As Kate Garner lay in her hospital bed a few days ago recovering from her car accident, and as she wrestled with that accident and its implications, I told her “This is Friday. But Sunday’s coming. Things are not always going to be this way. This is not forever. This is Friday. But Sunday’s coming. This reality is not the only reality.” Our God is not a God of the dead. He is not a God who merely gets us by in the world that is. Ours is a God of the living. He is a God who ultimately changes all that is.

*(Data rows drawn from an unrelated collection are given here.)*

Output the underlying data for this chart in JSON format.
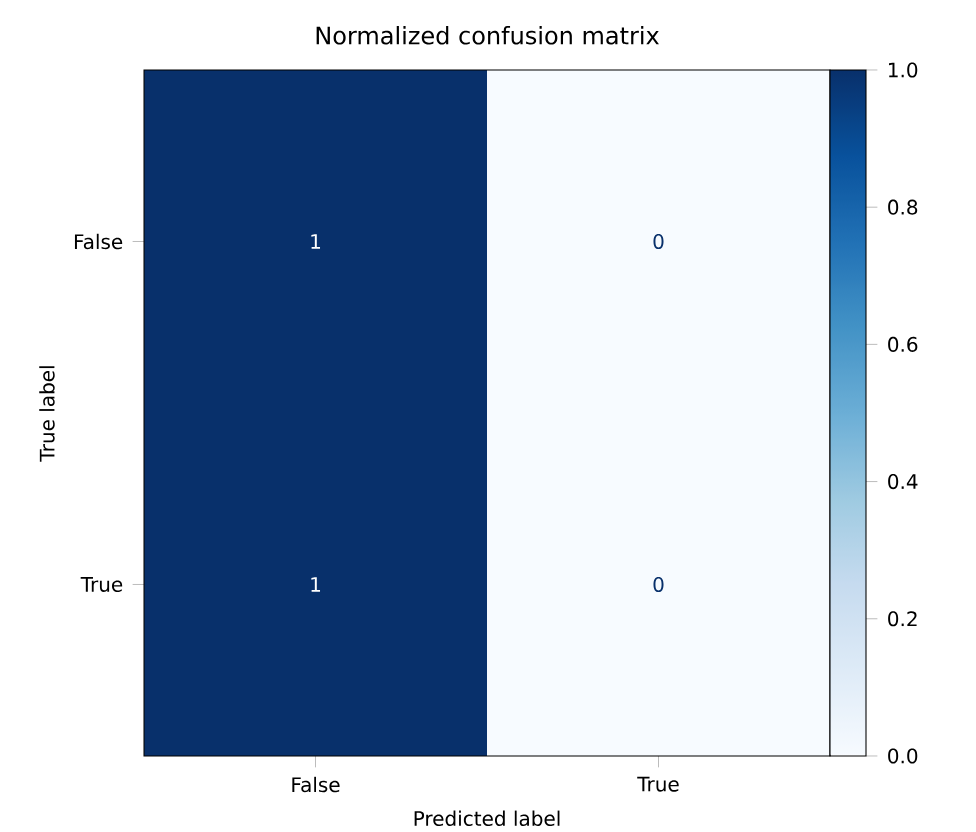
{
  "chart_data": {
    "type": "heatmap",
    "title": "Normalized confusion matrix",
    "xlabel": "Predicted label",
    "ylabel": "True label",
    "categories": [
      "False",
      "True"
    ],
    "y_categories": [
      "False",
      "True"
    ],
    "cells": [
      [
        1,
        0
      ],
      [
        1,
        0
      ]
    ],
    "data_labels": true,
    "clim": [
      0,
      1
    ],
    "cticks": [
      {
        "value": 0,
        "label": "0.0"
      },
      {
        "value": 0.2,
        "label": "0.2"
      },
      {
        "value": 0.4,
        "label": "0.4"
      },
      {
        "value": 0.6,
        "label": "0.6"
      },
      {
        "value": 0.8,
        "label": "0.8"
      },
      {
        "value": 1,
        "label": "1.0"
      }
    ]
  }
}
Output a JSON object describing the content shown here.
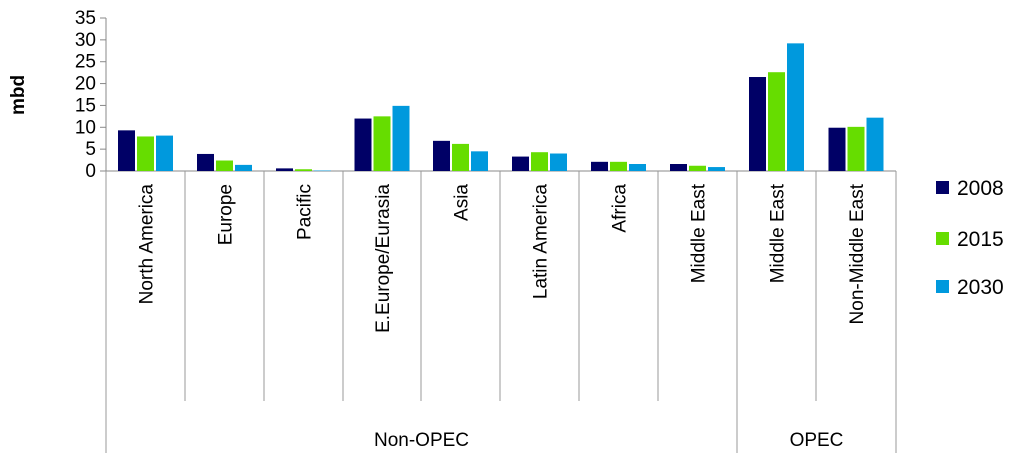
{
  "chart_data": {
    "type": "bar",
    "ylabel": "mbd",
    "xlabel": "",
    "title": "",
    "ylim": [
      0,
      35
    ],
    "yticks": [
      0,
      5,
      10,
      15,
      20,
      25,
      30,
      35
    ],
    "categories": [
      "North America",
      "Europe",
      "Pacific",
      "E.Europe/Eurasia",
      "Asia",
      "Latin America",
      "Africa",
      "Middle East",
      "Middle East",
      "Non-Middle East"
    ],
    "groups": [
      {
        "name": "Non-OPEC",
        "count": 8
      },
      {
        "name": "OPEC",
        "count": 2
      }
    ],
    "series": [
      {
        "name": "2008",
        "color": "#000066",
        "values": [
          9.3,
          3.9,
          0.6,
          12.0,
          6.9,
          3.3,
          2.1,
          1.6,
          21.5,
          9.9
        ]
      },
      {
        "name": "2015",
        "color": "#66DD00",
        "values": [
          7.9,
          2.4,
          0.4,
          12.5,
          6.2,
          4.3,
          2.1,
          1.2,
          22.6,
          10.1
        ]
      },
      {
        "name": "2030",
        "color": "#0099DD",
        "values": [
          8.1,
          1.4,
          0.1,
          14.9,
          4.5,
          4.0,
          1.6,
          0.9,
          29.2,
          12.2
        ]
      }
    ],
    "legend_position": "right",
    "grid": false
  }
}
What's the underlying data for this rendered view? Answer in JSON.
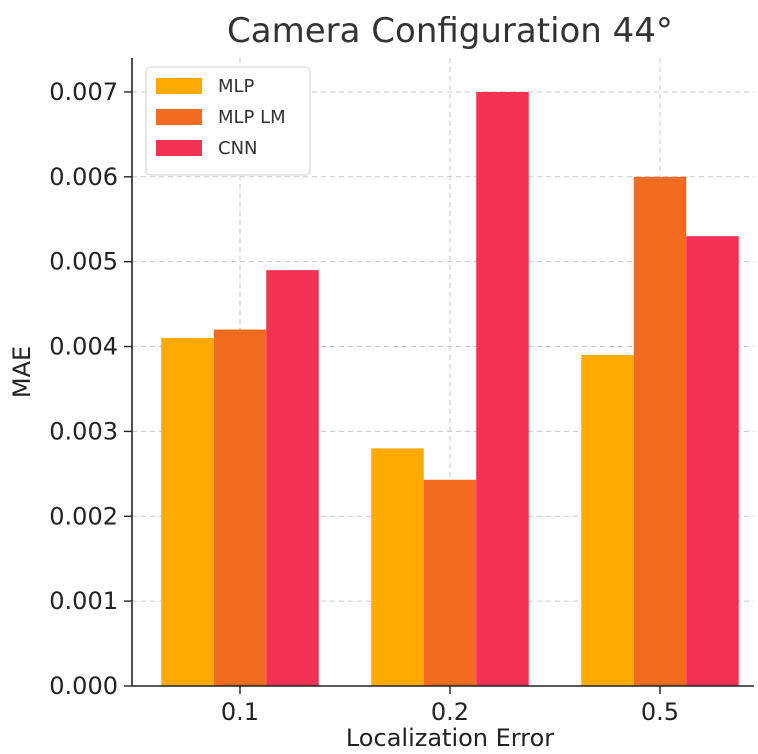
{
  "chart_data": {
    "type": "bar",
    "title": "Camera Configuration 44°",
    "xlabel": "Localization Error",
    "ylabel": "MAE",
    "categories": [
      "0.1",
      "0.2",
      "0.5"
    ],
    "ylim": [
      0,
      0.0074
    ],
    "yticks": [
      "0.000",
      "0.001",
      "0.002",
      "0.003",
      "0.004",
      "0.005",
      "0.006",
      "0.007"
    ],
    "yticks_values": [
      0,
      0.001,
      0.002,
      0.003,
      0.004,
      0.005,
      0.006,
      0.007
    ],
    "grid": true,
    "legend_position": "top-left",
    "series": [
      {
        "name": "MLP",
        "color": "#FFAA00",
        "values": [
          0.0041,
          0.0028,
          0.0039
        ]
      },
      {
        "name": "MLP LM",
        "color": "#F26B21",
        "values": [
          0.0042,
          0.00243,
          0.006
        ]
      },
      {
        "name": "CNN",
        "color": "#F23255",
        "values": [
          0.0049,
          0.007,
          0.0053
        ]
      }
    ]
  }
}
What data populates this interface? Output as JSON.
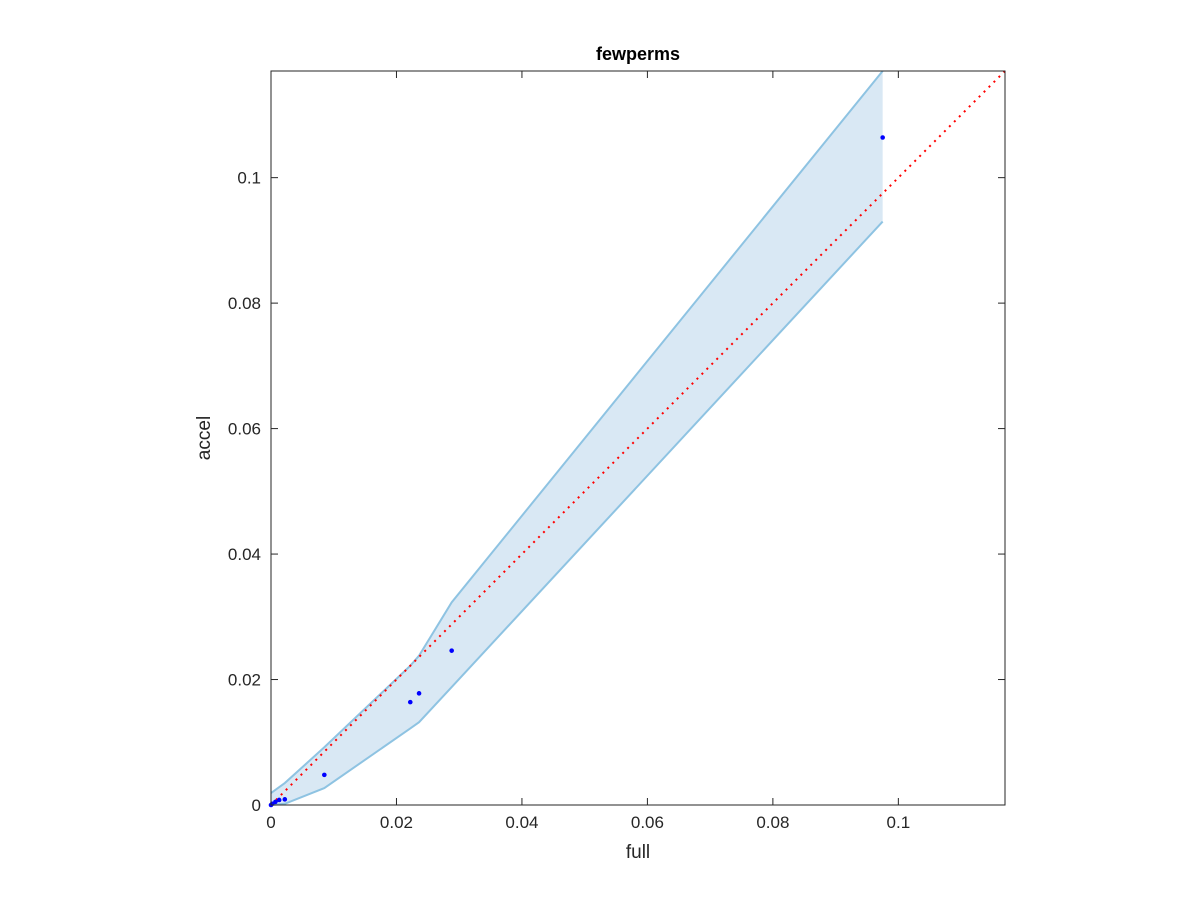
{
  "chart_data": {
    "type": "scatter",
    "title": "fewperms",
    "xlabel": "full",
    "ylabel": "accel",
    "xlim": [
      0,
      0.117
    ],
    "ylim": [
      0,
      0.117
    ],
    "xticks": [
      0,
      0.02,
      0.04,
      0.06,
      0.08,
      0.1
    ],
    "xtick_labels": [
      "0",
      "0.02",
      "0.04",
      "0.06",
      "0.08",
      "0.1"
    ],
    "yticks": [
      0,
      0.02,
      0.04,
      0.06,
      0.08,
      0.1
    ],
    "ytick_labels": [
      "0",
      "0.02",
      "0.04",
      "0.06",
      "0.08",
      "0.1"
    ],
    "grid": false,
    "legend": false,
    "points": {
      "color": "#0000ff",
      "x": [
        0.0,
        0.0002,
        0.0007,
        0.0013,
        0.0022,
        0.0085,
        0.0222,
        0.0236,
        0.0288,
        0.0975
      ],
      "y": [
        0.0,
        0.0002,
        0.0005,
        0.0008,
        0.0009,
        0.0048,
        0.0164,
        0.0178,
        0.0246,
        0.1064
      ]
    },
    "band": {
      "fill": "#d9e8f4",
      "edge": "#8ec3e2",
      "x": [
        0.0,
        0.0022,
        0.0085,
        0.0222,
        0.0236,
        0.0288,
        0.0975
      ],
      "upper": [
        0.0019,
        0.0035,
        0.0092,
        0.0222,
        0.0238,
        0.0323,
        0.117
      ],
      "lower": [
        0.0,
        0.0002,
        0.0027,
        0.0122,
        0.0132,
        0.0188,
        0.093
      ]
    },
    "reference_line": {
      "style": "dotted",
      "color": "#ff0000",
      "x": [
        0,
        0.117
      ],
      "y": [
        0,
        0.117
      ]
    }
  }
}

And what a powerful message that is to our Highland family. As the Sayers grieve from the loss of Sharon’s mother, as the Prines grieve from the death of Sean’s father, as the Haniscos grieve from the death of Mindy’s mother and grandmother, and as the LaVelles and hundreds of others grieve from the death of Liz, what Jesus offers is not religion. What Jesus offers is the living God. What Jesus offers is a God who in the resurrection of Jesus has already started changing the world that is; who one day will resurrect and recreate all that is, including those in Christ whom we so dearly love. The LaVelles will not be without Liz forever. That’s not how things are going to remain. There’s a resurrection coming. And one day they will be reunited. The Sayers and the Prines and the Haniscos will not be without Sharon’s mother or Sean’s father or Mindy’s mother or grandmother forever. That’s not how things are going to remain. There’s a resurrection coming. And one day they will be reunited. He’s going to turn the world on its head. We’ll go from poverty to wealth. We’ll go from death to life. We’ll go from injustice to justice. We’ll go from oppressed to free. We’ll go from hurting to hallelujah! We do not have to accept things as they are today. We believe in the God of the things that will be. We believe that God is not the God of the dead. He is the God of the living.
[i] Myers, A. C. (1987). The Eerdmans Bible dictionary (902). Grand Rapids, Mich.: Eerdmans.
[ii] Gundry, 705.
[iii] Kittel, G., Friedrich, G., & Bromiley, G. W. (1995). Theological Dictionary of the New Testament (993–994). Grand Rapids, MI: W.B. Eerdmans.